UNE MIDINALE À VOIR...
ET À LIRE...
Sur la tribune des personnels de justice
« La tribune a été signée par 7500 magistrats c’est-à-dire près des 3/4 du corps des magistrats qui n’ont pas l’habitude ni de signer, ni de faire des tribunes ni de participer à des manifestations. Ça montre quand même le ras-le-bol général. »
« Le Garde des Sceaux nous explique que c’est parce qu’on serait dans un contexte pré-électoral que cette mobilisation interviendrait. Qu’on ferait de la politique. Sauf que cette argumentation fait fi de la réalité. »
« La magistrature est extrêmement réservée. Elle s’exprime très peu. »
« S’il n’y avait pas une réalité, il n’y aurait pas cette mobilisation. Le contexte politique n’a donc rien à voir. »
« On a une jeune collègue de 29 ans qui s’est suicidée alors qu’elle arrivait en juridiction (…). Quand on débute, c’est comme les professeurs à l’Education nationale : on donne les postes les plus durs aux gens qui débutent. »
« Nous ne sommes donc pas dans un contexte pré-électoral mais un contexte d’épouvantable ras-le-bol. »
Sur la réalité de la justice
« On ne parle que des problèmes des moyens et c’est déjà bien. »

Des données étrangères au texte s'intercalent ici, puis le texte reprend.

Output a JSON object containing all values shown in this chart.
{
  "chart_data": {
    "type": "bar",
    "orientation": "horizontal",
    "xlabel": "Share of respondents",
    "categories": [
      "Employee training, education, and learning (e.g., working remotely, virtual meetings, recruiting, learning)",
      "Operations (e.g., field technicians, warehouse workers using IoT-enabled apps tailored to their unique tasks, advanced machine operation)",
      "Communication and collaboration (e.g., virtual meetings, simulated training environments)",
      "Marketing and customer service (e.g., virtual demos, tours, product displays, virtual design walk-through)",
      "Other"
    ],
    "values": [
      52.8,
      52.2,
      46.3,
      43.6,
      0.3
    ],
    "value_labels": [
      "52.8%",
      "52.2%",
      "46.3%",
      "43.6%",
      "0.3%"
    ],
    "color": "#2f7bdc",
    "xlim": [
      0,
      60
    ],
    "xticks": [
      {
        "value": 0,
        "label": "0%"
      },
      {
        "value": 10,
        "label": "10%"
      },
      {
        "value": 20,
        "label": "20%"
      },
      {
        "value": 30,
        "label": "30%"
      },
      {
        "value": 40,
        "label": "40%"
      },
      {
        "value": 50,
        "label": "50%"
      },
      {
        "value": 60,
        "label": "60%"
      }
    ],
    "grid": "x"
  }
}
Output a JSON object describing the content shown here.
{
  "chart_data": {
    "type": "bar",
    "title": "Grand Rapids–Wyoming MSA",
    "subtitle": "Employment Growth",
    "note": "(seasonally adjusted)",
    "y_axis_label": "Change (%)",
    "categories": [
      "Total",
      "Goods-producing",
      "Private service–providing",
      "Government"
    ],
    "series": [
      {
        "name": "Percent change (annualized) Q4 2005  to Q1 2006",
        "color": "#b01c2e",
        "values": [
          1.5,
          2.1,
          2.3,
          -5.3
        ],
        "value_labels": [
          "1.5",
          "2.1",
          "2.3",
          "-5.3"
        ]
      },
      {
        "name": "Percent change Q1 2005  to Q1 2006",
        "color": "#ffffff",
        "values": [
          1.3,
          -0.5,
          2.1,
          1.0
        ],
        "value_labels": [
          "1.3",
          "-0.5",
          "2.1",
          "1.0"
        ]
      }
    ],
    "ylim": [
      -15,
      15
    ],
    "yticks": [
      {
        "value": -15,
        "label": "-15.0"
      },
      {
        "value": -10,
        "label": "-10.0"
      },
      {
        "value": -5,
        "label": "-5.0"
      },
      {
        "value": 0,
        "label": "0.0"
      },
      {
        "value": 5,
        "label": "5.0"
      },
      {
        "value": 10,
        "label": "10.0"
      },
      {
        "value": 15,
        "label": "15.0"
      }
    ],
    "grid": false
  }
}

« Un juge des enfants à Marseille suit par exemple 500 dossiers d’assistance éducative en même temps plus 150 mineurs délinquants. On parle là de 500 enfants en danger. On n’a pas besoin d’avoir fait des études de droit pour comprendre que ça n’est pas possible. Les magistrats sont dans l’angoisse permanente de ne pas pouvoir suivre tous ces dossiers en même temps. Il faut savoir que quand un enfant est signalé au juge des enfants, c’est que déjà, ça va très très mal. »
Sur la privatisation de la justice
« Derrière le problème de moyens, il y a le problème de la qualité de la justice, du service public et d’une vision de la justice qui est en train, depuis quinze ans, de s’approcher d’une vision de la justice à l’américaine. »
« Beaucoup de personnes sont encouragées, voire obligées, de voir des médiateurs, des conciliateurs, avant d’avoir accès au juge. »
« Ça fait quinze ans qu’on est en train de supprimer le juge comme mode de règlement des conflits. »
« On se dirige de plus en plus vers une justice négociée sans vrai juge, notamment pour les petits contentieux et au pénal. »
« On voit dans les Etats généraux de la justice, que les questions qui sont posées, sont des questions totalement orientées. Du style : pensez-vous que pour les petits litiges, la conciliation peut être suffisante ? »
« On s’oriente vers une justice qui échappe à un accès démocratique. »
Sur le temps de la justice
« Le problème de la justice, c’est la lenteur. »
« Il est inadmissible quand on est licencié, et qu’on estime que c’est injuste, qu’il faille attendre trois ans pour être jugé par un conseil des prudhommes. »
« La justice est inadmissiblement lente et c’est pour ça qu’il faudrait doubler le nombre de magistrats et de greffiers. »
« Il y a des litiges qui nécessitent une instruction plus longue (…). Il est essentiel parfois de faire des enquêtes de personnalité ou des enquêtes sur l’aspect éducatif de la famille notamment pour les juges des enfants. »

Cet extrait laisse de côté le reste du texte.